To begin, students will turn to section two of chapter five in their social studies book-“Beliefs of Islam.”
We will read the chapter as a class. I will select a student at random via popsicle sticks and that student will read one paragraph out loud. After each paragraph, I will ask students brief questions to ensure they are comprehending what they are reading as we go along.
When we are done with the reading, students will have a discussion within their table groups. Since I am placed in a Catholic school, I will have students compare and contrast Islamic and Catholic beliefs. One group member will record the differences and similarities. They can set up the notes anyway the like-venn diagram, list, pictures-as long as they understand it. They will also discuss what they found the most interesting about Islam.
After seven minutes of discussion, groups will share what they discussed with the entire class. I will have each group go one at a time and talk about what they discussed.
Next I will assign what will be used to assess their learning. Students will create a brochure that describes the five pillars of Islam. The five pillars are a staple of the Muslim religion. Therefore, it is essential that my students fully grasp the five pillars in order to completely and fundamentally understand Islam.
The five pillars of Islam are:
- Shahadah: declaring there is no god except God, and Muhammad is God’s Messenger
- Salat: ritual prayer five times a day
- Zakat: giving 2.5% of one’s savings to the poor and needy
- Sawm: fasting and self-control during the holy month of Ramadan
- Hajj: pilgrimage to Mecca at least once in a lifetime, if one is able
I will encourage students to layout the brochure any way that they like. However, they must include in the brochure:
- A description of each of the five pillars
- An example of how to live out each pillar
Students will first create a rough outline-it could be as simple as a list-of what they plan to include in their brochure. They also will sketch a layout for their brochure.
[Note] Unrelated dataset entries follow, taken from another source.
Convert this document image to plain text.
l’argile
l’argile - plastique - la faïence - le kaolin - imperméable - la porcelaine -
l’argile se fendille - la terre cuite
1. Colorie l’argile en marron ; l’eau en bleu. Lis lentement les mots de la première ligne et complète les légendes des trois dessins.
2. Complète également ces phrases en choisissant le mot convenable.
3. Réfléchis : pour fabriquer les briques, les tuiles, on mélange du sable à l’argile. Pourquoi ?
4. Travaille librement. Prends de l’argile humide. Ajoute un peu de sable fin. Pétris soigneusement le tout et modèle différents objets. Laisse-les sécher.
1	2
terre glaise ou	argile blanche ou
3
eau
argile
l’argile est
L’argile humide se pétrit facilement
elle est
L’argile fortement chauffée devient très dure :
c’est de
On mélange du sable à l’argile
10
At the next class period, students will share their brochure plans with the table groups. Other students will give them feedback on what looks good and what could be improved. They will have class time to work on their final copy of their brochures. At the next class section, the completed brochure will be due. Additionally, students will turn in a one paragraph reflection on what they changed after their peer review and how they think they did.
After doing this assignment, I now understand better the importance of peer and self reflection. I really valued getting to witness it first hand when we went over our assignments with our peers. In my lesson, I tried to emphasize student and peer reflection as well. It gives the students more autonomy and I think it makes them feel like they do have the ability to improve after citing it themselves, rather than an adult. In the future, I will definitely keep peer and student reflection at the top of my list when it comes to planning lessons.